Свои негодования она изливала, сидя у меня на кухне за столом, попивая чай, прикусывая печенье. Я сначала слушала, ужасалась ее трудной жизни. А потом поняла, что у нее это будет всегда. Ведь она была истинной голодранкой и не столько по материальному состоянию, сколько по духовному. А это меня очень напрягало. Мне совсем не хотелось тратить время на то, чтобы слушать это злобное пустое нытье. Она мне так надоела, что я все реже и реже с ней встречалась.

Татьяна скорнячила потихоньку. Когда-то закончила Московский институт легкой промышленности (заочно). Это была ее любимая и вожделенная профессия – скорняк, или технолог по обработке меха. Но в том большом городе, где она закрепилась, меха были в дефиците, как и по всей стране. А обработчиков мехов было с перебором, даже если их было всего два или три человека на миллионный город. Обрабатывать-то было нечего. Поэтому Татьяна приткнулась в какую-то лабораторию при каком-то институте младшим специалистом: не то пробирки мыть, не то бегать за папиросами и водкой для родного коллектива. Обязанности у нее, конечно, были – по инструкции, но какие именно, о том давно никто не помнил: все младшие специалисты занимались всегда тем, что были на подхвате в родном коллективе.

Меня выписали из больницы первой, а Татьяна осталась там еще дней на тройку-пяток. Ее родные жили далеко, в глухой деревне, к ней некому было ходить с передачками. Это делала я, потому что мне было ее очень жаль, такая она была несчастная и вечно сетовавшая на свое неудачное житьё-бытьё. В благодарность, которой я совсем и не ждала, она подарила мне это стеклянное полотенце, а потом, увидев у меня шапку из чернобурки, буквально меня вынудила ей отдать её «для облагораживания».

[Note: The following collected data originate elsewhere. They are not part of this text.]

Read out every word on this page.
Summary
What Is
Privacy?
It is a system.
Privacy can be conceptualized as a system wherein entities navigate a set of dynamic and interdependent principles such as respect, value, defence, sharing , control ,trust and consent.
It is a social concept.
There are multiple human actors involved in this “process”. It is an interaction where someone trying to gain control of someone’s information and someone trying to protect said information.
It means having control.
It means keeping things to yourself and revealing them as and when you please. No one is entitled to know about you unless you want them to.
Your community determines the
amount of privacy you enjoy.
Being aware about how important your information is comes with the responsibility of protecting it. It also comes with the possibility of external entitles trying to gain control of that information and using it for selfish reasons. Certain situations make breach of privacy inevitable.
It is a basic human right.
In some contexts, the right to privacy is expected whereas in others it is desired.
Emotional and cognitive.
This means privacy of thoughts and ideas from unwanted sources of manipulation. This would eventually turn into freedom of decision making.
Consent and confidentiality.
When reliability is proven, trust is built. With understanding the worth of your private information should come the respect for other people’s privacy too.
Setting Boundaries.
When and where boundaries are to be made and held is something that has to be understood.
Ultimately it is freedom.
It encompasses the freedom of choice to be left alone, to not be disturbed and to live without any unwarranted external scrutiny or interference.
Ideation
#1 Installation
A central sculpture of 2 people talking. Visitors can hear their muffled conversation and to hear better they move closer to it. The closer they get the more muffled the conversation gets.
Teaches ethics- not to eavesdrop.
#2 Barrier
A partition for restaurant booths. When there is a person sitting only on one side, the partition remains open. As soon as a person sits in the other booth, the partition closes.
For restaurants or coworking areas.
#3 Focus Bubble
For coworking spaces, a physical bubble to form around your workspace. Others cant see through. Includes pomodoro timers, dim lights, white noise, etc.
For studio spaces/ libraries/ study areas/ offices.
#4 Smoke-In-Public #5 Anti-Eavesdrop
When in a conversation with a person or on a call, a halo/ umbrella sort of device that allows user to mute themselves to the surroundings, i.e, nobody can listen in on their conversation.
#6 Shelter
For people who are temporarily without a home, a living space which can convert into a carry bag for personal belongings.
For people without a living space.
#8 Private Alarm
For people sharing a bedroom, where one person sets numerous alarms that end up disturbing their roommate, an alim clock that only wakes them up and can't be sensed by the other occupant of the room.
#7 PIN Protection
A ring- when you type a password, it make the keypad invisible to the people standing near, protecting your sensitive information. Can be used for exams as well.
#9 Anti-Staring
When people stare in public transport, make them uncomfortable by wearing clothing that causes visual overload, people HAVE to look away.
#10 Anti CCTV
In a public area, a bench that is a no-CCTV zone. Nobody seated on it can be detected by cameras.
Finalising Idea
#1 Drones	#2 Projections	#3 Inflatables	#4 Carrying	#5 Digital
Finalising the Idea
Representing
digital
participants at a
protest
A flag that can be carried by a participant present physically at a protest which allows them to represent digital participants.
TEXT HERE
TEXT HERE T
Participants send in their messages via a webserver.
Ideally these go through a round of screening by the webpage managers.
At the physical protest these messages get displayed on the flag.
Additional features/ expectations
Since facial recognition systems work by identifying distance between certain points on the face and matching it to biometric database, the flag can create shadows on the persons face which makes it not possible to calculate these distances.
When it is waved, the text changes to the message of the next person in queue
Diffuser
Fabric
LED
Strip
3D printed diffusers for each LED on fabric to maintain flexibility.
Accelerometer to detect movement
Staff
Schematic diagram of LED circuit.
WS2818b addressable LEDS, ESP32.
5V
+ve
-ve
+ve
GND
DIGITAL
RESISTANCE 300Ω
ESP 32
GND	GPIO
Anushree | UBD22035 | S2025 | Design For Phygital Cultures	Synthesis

На реставрации вещь была примерно три месяца: не хватало каких-то химикатов. После тех манипуляций, что Татьяна проделала над моим почти новым головным убором, чернобурка потеряла и цвет, и вид, и форму.  Носить ее уже было стыдно и невозможно. При этом Татьяна вернула мне шапку с видом, полным гордости за свой труд, а на словах добавила:

- Видишь, Мила, теперь, какая она стала? – Почти как новая. Носить еще будешь лет десять... Денег не надо, я от чистого сердца.

Умеют же люди без зазрения совести называть черное белым! Мне стало неловко и стыдно: за себя – потому, что я не понимаю такого добра, за Татьяну – потому, что она ведает, что творит, но не стесняется при этом.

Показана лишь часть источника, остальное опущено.